I’m fat. There, I said it. Now you say it and let’s clear the air, because it’s no secret nor is there anything to be ashamed of, unless, your personal worth is tied to how you look on the outside.
I’m also kind, exceptionally generous, wise, understanding, warm, intelligent, amazingly loving (even if you don’t deserve it), worthy, joyful, interesting, fully engaging, a good friend, very resourceful, a businesswoman, a mother, a wife, a lover, a healer, and one who doesn’t take this life for granted.
I. am. worthy.
What does your inner dialogue say about you? We hear people’s thoughts all the time. I often hear people who have lost massive amounts of weight shame their own bodies when they were big. They shame their former body betraying themselves with harsh words and criticism as though it’s all different now that they are thin. Not true. The devaluation and loathing of our physical form doesn’t allow us to accept ourselves as we are. We desperately want others to accept us as we are, and yet, we shame ourselves at every turn, betraying our own beings. And for what? The loss of a few pounds?
My inner dialogue inwardly stirred and started to rumble when my son’s girlfriend Aizlin sent me photos of me at the wedding.
What was stirring? Deep compassion and understanding for where I am in healing my body and feeling like my ankles were going to pop off in those shoes. Yes, that last part was a joke, but so very true. My body doesn’t handle environmental stresses very well and it always retaliates by exploding on me. Being gentle with myself is of the utmost importance if I am to heal.
I am not well, but I am getting better. Everyday day I get a little stronger. My heart feels like it will burst with each new day because I know I am one step closer to reaching my goal of complete healing.
Often people at my age look at photos of themselves or their peers and think, “You look so OLD!” and with that begins the journey of trying to look like they are 25 years old again. I don’t want to be 25. In 20 years I want to look back at myself in appreciation of where I was at that time in my life and how much I loved myself. I love myself enough to try new things even if they might seem crazy to others, all in an effort to stay off of all medications and steroids. I refuse to bow down to the illnesses that ravage my body. Instead, I boldly try to make my life better. Isn’t it amazing how we will go to the ends of the earth for our loved ones…walk through fire if need be, but when it comes to our own person, we won’t even act kindly towards ourselves?

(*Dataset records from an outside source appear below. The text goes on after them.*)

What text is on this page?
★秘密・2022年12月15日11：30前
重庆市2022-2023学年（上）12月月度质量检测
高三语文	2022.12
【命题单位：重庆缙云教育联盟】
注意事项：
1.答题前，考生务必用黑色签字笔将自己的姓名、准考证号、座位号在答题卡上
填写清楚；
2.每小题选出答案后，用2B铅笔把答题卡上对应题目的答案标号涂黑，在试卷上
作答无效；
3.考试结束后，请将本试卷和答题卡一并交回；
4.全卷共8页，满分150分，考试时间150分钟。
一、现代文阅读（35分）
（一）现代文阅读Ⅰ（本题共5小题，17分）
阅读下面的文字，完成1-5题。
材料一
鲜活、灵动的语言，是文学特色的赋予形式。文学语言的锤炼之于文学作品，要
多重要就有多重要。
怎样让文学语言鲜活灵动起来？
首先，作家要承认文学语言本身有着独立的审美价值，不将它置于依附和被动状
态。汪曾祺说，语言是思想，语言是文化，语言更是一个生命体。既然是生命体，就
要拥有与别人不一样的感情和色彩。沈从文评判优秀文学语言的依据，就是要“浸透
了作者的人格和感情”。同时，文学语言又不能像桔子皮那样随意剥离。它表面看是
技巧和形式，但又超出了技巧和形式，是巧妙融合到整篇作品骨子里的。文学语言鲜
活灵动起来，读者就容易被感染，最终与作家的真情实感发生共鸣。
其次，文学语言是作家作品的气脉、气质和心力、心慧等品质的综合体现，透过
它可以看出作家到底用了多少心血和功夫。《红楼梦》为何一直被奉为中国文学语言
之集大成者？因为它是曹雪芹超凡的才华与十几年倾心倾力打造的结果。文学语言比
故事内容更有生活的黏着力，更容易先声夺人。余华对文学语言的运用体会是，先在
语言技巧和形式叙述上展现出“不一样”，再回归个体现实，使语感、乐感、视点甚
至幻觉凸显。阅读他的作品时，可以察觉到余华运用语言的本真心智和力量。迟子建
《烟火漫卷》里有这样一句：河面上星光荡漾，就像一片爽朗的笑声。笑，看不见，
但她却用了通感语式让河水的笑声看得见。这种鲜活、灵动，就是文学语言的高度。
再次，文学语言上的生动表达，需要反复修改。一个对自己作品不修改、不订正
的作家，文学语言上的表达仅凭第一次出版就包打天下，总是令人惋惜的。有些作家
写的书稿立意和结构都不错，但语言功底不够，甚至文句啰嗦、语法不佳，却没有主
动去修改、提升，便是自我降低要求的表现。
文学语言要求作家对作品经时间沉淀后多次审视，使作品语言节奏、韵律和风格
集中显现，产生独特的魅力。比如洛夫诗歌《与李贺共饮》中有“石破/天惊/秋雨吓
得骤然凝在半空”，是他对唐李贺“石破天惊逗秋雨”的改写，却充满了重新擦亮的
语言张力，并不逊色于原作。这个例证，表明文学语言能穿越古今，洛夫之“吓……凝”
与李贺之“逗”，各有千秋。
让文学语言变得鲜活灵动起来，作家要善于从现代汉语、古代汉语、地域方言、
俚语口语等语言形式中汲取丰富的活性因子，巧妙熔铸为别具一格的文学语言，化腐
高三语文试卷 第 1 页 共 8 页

Love and acceptance of our outer selves help to soothe the restless soul. A restless soul is one that longs for us to be fully present. It longs for us to say beautiful things about our own being. Our souls have immeasurable worth if only our conscious and unconscious minds would acknowledge it.
Our society has a lot to say about outward beauty. But outward beauty cannot instill a true sense of worth. It can only invoke desire and/or inspiration, and neither of those things feeds our souls or make us whole.
Let us strive each day to love ourselves more deeply. To silence the word “perfection” or “perfect” from our vocabulary because there is no such thing as perfection. Perfection implies that one can do no better, that they could never be more. We can always improve, strive to be the best version of ourselves we can be. That doesn’t make us perfect, but it does make our souls sing.